3. Make your fabric covered buttons. You can purchase the kits at any fabric or craft store. I also highly recommend purchasing an upholstery needle. I needed the 8 inch long needle to successfully attach the buttons.
4. Cut your foam or padding to the proper size. Pile it on the peg board and cover the foam with batting. This gives the ottoman a softer, smoother feel and protects the padding. Place your fabric on top of the batting. Since my ottoman is oversized, I did have to sew two pieces of fabric together. This made a seam down the middle of the ottoman, but
5. Attach your buttons. Using the upholstery needle and upholstery thread (very strong, durable thread), sew your buttons on pulling snugly and tightly. Metal washers can help keep the buttons attached. Use the washers to tie the thread onto and secure the buttons. I marked the holes for the buttons on the peg board with painter’s tape.
6. Then, using wood screws attached the plywood to your ottoman’s platform. The pegboard with the fabric covered foam gets attached next. Make sure your wood screws are long enough to penetrate the plywood and the platform.
The next part takes patience, a strong grip, and no fears about staple guns.

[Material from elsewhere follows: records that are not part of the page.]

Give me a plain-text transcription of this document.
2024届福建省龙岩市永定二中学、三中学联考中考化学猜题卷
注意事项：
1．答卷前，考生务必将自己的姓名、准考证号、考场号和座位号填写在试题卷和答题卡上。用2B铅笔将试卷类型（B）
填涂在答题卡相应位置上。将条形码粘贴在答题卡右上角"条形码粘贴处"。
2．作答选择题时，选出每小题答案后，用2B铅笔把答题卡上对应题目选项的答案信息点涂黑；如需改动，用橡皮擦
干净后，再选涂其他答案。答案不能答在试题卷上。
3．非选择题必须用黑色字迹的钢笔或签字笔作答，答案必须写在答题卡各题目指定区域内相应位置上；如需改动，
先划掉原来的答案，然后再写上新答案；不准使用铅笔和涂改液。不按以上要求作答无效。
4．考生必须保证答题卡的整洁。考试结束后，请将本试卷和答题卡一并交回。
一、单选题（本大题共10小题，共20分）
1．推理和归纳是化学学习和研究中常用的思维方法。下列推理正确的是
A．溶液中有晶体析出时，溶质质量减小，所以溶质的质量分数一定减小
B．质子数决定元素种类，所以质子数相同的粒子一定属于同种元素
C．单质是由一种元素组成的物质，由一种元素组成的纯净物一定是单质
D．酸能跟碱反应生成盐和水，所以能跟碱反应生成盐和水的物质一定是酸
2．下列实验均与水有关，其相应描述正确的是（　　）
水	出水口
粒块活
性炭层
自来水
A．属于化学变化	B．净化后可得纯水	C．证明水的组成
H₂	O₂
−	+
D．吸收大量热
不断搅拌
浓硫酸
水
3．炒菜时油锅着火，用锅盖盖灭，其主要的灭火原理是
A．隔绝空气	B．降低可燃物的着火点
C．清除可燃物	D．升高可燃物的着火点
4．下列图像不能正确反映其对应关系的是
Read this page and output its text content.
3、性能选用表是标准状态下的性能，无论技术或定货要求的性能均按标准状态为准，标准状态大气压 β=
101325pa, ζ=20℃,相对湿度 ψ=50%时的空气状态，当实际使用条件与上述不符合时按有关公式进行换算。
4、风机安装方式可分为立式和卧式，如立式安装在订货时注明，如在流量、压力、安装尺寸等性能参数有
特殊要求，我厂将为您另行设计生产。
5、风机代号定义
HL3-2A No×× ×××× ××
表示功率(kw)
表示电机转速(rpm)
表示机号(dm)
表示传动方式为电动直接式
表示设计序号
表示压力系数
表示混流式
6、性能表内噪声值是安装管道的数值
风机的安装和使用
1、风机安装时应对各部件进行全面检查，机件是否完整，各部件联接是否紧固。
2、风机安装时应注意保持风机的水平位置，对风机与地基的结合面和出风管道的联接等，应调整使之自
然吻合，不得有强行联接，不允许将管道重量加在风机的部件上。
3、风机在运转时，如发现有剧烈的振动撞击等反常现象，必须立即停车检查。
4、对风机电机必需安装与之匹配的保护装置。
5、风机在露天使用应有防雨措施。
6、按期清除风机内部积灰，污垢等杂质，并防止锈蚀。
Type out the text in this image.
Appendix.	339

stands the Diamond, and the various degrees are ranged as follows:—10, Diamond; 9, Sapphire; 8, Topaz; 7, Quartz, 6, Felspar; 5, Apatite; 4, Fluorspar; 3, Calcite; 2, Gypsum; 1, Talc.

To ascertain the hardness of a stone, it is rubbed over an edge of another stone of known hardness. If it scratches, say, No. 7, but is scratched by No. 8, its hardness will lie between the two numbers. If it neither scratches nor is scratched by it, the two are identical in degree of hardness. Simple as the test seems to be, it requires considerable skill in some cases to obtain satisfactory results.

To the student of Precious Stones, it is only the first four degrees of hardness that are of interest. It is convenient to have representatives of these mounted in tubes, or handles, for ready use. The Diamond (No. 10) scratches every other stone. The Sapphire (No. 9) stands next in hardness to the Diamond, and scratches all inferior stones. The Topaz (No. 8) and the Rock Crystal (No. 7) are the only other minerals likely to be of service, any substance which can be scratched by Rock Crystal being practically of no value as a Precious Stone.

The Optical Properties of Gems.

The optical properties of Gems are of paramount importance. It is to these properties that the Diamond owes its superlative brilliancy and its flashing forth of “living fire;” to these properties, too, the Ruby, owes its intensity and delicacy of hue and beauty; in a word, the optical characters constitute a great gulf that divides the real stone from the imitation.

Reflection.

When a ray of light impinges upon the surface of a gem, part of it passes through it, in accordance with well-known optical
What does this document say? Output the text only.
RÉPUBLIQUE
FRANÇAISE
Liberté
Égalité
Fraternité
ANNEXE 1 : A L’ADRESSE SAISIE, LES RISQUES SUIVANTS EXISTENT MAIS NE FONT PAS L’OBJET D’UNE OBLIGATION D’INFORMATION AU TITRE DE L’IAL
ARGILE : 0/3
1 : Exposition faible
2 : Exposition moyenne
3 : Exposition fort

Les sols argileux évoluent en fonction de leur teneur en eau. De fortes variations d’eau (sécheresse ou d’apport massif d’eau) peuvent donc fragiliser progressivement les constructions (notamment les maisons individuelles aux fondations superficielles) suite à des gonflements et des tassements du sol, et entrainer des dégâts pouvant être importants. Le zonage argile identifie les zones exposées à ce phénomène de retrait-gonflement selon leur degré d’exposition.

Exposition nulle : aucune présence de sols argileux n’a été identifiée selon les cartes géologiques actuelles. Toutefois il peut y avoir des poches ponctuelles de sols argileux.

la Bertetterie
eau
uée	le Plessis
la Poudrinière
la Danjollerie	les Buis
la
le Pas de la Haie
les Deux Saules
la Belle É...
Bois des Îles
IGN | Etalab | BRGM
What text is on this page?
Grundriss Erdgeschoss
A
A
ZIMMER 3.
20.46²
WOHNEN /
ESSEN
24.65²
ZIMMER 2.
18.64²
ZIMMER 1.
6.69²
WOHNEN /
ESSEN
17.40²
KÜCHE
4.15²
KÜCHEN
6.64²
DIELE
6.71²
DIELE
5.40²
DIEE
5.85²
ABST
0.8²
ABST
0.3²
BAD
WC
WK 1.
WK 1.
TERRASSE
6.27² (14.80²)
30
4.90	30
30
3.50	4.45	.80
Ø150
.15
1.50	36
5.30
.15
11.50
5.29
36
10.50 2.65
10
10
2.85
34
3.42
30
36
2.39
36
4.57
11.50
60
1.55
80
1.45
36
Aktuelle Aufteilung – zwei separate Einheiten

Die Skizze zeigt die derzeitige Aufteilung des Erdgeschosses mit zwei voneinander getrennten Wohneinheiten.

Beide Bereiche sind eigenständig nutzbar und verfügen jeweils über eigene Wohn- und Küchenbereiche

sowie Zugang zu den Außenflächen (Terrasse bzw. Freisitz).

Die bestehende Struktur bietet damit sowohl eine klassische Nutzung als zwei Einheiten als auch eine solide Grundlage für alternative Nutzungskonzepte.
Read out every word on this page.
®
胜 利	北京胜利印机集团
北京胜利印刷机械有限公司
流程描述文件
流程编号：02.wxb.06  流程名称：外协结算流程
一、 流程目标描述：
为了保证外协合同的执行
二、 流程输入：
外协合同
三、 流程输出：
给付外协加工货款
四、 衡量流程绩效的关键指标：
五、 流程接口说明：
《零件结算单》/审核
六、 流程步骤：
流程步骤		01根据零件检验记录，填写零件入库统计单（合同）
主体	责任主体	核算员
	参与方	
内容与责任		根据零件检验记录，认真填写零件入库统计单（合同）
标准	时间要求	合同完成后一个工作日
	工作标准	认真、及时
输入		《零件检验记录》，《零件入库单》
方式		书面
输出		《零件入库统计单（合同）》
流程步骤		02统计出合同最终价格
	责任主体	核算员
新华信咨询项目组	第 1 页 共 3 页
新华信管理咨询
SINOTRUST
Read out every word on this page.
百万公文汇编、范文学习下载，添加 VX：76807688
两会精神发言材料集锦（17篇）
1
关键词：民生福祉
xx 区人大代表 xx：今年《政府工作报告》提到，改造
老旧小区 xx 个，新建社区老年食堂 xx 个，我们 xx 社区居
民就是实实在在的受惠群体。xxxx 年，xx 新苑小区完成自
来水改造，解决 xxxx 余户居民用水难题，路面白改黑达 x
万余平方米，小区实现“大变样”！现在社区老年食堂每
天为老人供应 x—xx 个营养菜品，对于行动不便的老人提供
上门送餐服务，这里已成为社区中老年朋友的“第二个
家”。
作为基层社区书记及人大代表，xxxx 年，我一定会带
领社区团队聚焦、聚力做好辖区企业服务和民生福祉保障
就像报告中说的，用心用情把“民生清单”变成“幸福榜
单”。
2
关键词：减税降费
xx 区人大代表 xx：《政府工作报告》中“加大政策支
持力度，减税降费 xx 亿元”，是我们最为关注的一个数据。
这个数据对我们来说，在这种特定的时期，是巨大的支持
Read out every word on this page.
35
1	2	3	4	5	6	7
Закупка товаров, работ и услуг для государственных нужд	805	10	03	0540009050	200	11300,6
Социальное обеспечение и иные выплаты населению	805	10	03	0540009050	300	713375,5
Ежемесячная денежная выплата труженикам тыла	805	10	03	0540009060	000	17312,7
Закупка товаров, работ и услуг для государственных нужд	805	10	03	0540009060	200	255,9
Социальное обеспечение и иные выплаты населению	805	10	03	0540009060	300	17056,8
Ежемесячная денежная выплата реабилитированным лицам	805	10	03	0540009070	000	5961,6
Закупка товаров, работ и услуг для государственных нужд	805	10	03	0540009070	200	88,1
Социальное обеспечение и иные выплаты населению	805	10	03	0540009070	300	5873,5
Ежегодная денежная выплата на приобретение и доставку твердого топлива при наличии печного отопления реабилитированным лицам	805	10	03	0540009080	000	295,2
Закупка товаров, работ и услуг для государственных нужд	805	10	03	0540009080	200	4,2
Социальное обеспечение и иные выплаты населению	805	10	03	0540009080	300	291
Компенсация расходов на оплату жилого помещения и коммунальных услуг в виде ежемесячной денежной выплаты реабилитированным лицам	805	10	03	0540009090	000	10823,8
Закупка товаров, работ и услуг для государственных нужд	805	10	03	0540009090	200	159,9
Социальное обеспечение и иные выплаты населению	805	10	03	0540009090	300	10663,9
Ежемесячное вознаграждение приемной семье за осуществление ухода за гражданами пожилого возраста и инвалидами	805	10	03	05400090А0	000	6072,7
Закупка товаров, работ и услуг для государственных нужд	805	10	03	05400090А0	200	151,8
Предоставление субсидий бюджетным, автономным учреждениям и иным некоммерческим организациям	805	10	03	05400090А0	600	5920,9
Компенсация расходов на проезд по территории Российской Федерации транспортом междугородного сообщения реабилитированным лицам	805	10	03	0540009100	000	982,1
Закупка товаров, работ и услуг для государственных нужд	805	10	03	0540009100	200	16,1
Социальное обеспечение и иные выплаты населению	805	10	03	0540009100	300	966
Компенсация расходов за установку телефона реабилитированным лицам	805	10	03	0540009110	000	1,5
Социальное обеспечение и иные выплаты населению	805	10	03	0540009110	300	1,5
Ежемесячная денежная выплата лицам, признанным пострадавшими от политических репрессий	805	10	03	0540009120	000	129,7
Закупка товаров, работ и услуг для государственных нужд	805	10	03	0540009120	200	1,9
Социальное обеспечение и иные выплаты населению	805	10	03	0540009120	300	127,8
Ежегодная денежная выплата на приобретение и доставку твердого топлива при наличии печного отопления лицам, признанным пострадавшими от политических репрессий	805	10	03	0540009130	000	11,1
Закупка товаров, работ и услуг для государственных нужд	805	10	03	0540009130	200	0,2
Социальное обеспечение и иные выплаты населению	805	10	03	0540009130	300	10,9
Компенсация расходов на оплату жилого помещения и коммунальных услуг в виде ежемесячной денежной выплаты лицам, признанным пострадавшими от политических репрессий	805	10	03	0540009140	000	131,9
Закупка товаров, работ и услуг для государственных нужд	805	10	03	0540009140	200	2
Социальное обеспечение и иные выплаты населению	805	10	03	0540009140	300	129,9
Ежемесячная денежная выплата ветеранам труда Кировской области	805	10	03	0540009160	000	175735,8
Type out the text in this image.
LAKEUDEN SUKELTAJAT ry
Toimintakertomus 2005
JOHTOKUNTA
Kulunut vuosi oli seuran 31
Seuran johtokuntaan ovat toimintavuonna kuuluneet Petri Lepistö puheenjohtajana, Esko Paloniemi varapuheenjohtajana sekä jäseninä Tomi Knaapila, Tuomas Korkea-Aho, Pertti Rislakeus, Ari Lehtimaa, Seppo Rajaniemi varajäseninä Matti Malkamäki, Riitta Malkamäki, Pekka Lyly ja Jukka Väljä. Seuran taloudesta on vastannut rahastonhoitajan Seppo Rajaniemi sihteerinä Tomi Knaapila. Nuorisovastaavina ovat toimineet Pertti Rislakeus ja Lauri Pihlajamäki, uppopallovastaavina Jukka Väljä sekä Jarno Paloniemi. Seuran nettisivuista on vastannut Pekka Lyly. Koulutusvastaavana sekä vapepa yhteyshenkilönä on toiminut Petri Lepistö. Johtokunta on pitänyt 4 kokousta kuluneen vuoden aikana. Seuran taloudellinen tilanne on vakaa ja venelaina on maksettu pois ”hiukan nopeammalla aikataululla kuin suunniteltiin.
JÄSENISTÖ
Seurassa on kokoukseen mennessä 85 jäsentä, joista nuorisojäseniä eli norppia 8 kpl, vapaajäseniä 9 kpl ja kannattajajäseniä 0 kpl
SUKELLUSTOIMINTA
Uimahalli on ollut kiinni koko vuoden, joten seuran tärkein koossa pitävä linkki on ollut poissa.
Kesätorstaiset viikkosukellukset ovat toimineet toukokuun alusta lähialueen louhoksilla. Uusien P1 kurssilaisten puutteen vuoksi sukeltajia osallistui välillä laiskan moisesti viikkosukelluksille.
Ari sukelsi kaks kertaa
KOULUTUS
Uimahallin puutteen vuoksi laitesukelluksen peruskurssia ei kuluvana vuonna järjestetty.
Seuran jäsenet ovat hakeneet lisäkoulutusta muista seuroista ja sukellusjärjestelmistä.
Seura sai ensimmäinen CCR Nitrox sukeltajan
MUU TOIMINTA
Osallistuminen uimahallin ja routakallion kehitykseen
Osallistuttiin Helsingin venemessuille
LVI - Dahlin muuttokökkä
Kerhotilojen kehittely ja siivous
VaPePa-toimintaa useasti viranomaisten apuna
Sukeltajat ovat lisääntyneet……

7. Turn your almost finished ottoman upside down… meaning the fabric is on your floor and the legs and bottom of the ottoman are face up. Take a moment to pull the fabric and make it taut. This is very important, so that your fabric is pulled tight when you staple it to the wood frame. Using your staple gun, attach the fabric. Start with the middle of each side and work out towards the corners. Make sure that you check the tautness of the fabric with each staple. I am a firm believer in the more staples the better.
8. Attach the fabric at each corner last. Take the time to pleat and fold the fabric so it lays nicely and looks finished. This is always the most frustrating part. But, the payoff is totally worth the patience.
9. Next cut a piece of the same fabric or a piece of white fabric to cover the bottom of the ottoman. This will cover the staples and give your piece a polished look. This fabric is easily attached with a hot glue gun. Just create a hem by folding under the edge of the fabric. I also took the extra time to place tack nails into this edge. I had leftover tack nails from another project. Another score!
All in all this project took about 5-6 hours to complete. And, yes, I had to plead with the husband to help. He did because he has to keep the peace.
Here is how much we are enjoying the new ottoman:
Being the wife and children of a Chiropractor, this ottoman also serves as our home adjusting table. It really has become the perfect addition to our family.